An open letter signed by over 400 New York University (NYU) faculty, students and groups pledges “non-cooperation with the school’s Tel Aviv campus until “the Israeli state ceases its military campaign and takes action to end discriminatory policies that limit Palestinian students’ access to education.”
The letter also calls to “refrain from faculty collaborations with NYU Tel Aviv, as well as engagement with the study abroad program in Tel Aviv.”
The “Statement of Solidarity with Palestine from NYU Community” was originally authored on May 21 by members of the group Faculty of Color for an Anti-Racist NYU. The letter was later republished on June 17 on Medium, with an invitation for faculty, students and campus groups to sign.
On May 25, NYU spokesperson John Beckman said in a statement that NYU did not support the petition.
“Such a boycott is at odds with the tenets of academic freedom. Academic freedom rests, in large part, upon the principle of free exchange of ideas. Ostracizing colleagues or programs in this way flies in the face of that principle, and it suppresses free speech and debate, precisely the opposite of a university’s mission,” Beckman said.
He added that the resolution was discriminatory by targeting members of NYU based on their nationality. He said that university administration considered“the effort to repudiate engagement regrettable and misguided.”
The letter accused Israel of having a “long-standing record of settler colonial violence and dispossession, including discriminatory policies against Palestinians, persons of Arab descent, persons of Muslim heritage, and those who support Boycott, Divestment and Sanctions (BDS) and related positions of dissent.”
It claims that “discriminatory laws and routine limits on Palestinian mobility also prevent Palestinian students from enrolling in higher education institutions in Israel. These systematic policies have led international human rights organizations to declare Israel’s system of rule as apartheid.”
It also stated, “In recent weeks, Israel’s brutal military action within Israel and Palestine has escalated effects of longstanding discriminatory policies. These actions have already killed hundreds, injured thousands and destroyed many civic institutions, including schools run by the U.N. agency for Palestinian refugees (UNRWA) and others.”
The letter does not mention the over 4,000 rockets fired over 11 days by Hamas at Israeli civilian areas.

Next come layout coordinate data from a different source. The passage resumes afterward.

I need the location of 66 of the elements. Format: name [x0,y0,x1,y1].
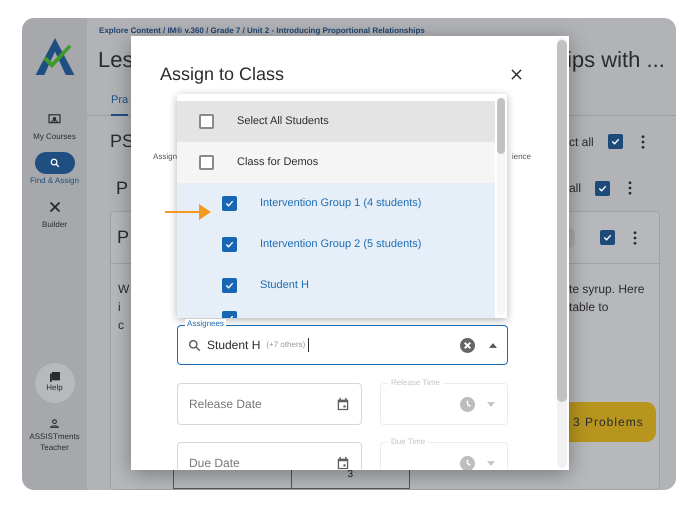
problem-text: te syrup. Here [569,281,646,298]
caret-down-icon [487,460,495,466]
more-options-icon[interactable] [640,134,645,149]
student-option[interactable]: Select All Students [177,101,495,142]
tools-icon [48,201,60,213]
close-icon[interactable] [511,68,522,80]
student-option[interactable]: Class for Demos [177,142,495,183]
checkmark-icon [602,232,613,243]
problem-text: table to [569,299,610,316]
checkbox[interactable] [600,230,615,245]
checkbox[interactable] [222,196,237,211]
date-field[interactable]: Release Date [177,383,362,425]
checkmark-icon [224,239,235,250]
pointer-arrow-icon [165,204,211,220]
breadcrumb[interactable]: Explore Content / IM® v.360 / Grade 7 / Unit 2 - Introducing Proportional Relationships [99,26,676,36]
page-title: ips with ... [567,46,666,73]
field-label: Assignees [185,319,226,329]
user-icon [50,419,59,428]
problem-title: P [117,226,130,249]
checkbox[interactable] [222,237,237,252]
checkmark-icon [610,136,621,148]
table-cell-text: 3 [346,469,354,481]
dialog-scrollbar[interactable] [557,38,567,468]
problem-text: c [118,317,125,334]
select-all-label: all [569,180,582,198]
student-option[interactable]: Intervention Group 1 (4 students) [177,183,495,224]
more-options-icon[interactable] [628,181,632,196]
more-options-icon[interactable] [633,230,637,244]
section-title: P [116,176,130,200]
logo-icon [34,38,74,75]
presentation-board-icon [48,114,61,124]
student-option[interactable]: Student H [177,265,495,306]
nav-item[interactable]: Find & Assign [22,152,86,186]
user-name: ASSISTments Teacher [28,431,81,453]
checkbox[interactable] [595,180,610,196]
select-all-label: ct all [569,134,594,151]
clock-icon [460,396,475,412]
nav-item[interactable]: My Courses [22,108,86,142]
search-icon [50,158,60,168]
calendar-icon[interactable] [336,456,350,470]
checkbox[interactable] [608,134,623,150]
help-book-icon [50,372,60,382]
others-count: (+7 others) [266,339,306,351]
checkbox[interactable] [199,155,214,170]
clear-icon[interactable] [460,338,475,352]
search-icon [188,338,201,352]
field-label: ience [512,151,531,163]
checkmark-icon [224,198,235,209]
problem-text: W [118,281,130,298]
help-button[interactable]: Help [34,363,74,403]
problem-text: i [118,299,122,316]
student-option[interactable]: Intervention Group 2 (5 students) [177,224,495,265]
dialog-title: Assign to Class [160,62,284,86]
caret-down-icon [487,402,495,406]
checkbox[interactable] [199,114,214,129]
field-label: Assign [153,151,178,163]
checkmark-icon [224,280,235,291]
tab[interactable]: Pra [111,83,128,116]
caret-up-icon[interactable] [489,342,497,348]
date-field[interactable]: Due Date [177,442,362,470]
dropdown-scrollbar[interactable] [497,97,505,315]
checkbox[interactable] [222,278,237,293]
nav-item[interactable]: Builder [22,196,86,230]
calendar-icon[interactable] [336,397,350,411]
toggle-track [569,228,575,248]
selected-student: Student H [207,337,260,354]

It goes on to “pledge non-cooperation with the Tel Aviv program until the Israeli state ceases its military campaign and takes action to end discriminatory policies that limit Palestinian students’ access to education. We will refrain from faculty collaborations with NYU Tel Aviv, as well as engagement with the study abroad program in Tel Aviv.”
Signatories to the open letter now number over 100 faculty and groups, including Jewish Voice for Peace, the Black Student Union and the Graduate Student Organizing Committee.
A May 27 letter by the NYU chapter of the American Association of University Professors (AAUP) disagreed with the university’s position and lent its support to the letter, saying they supported “the autonomy of NYU faculty in choosing not to cooperate with the study abroad program at NYU’s Tel Aviv site.”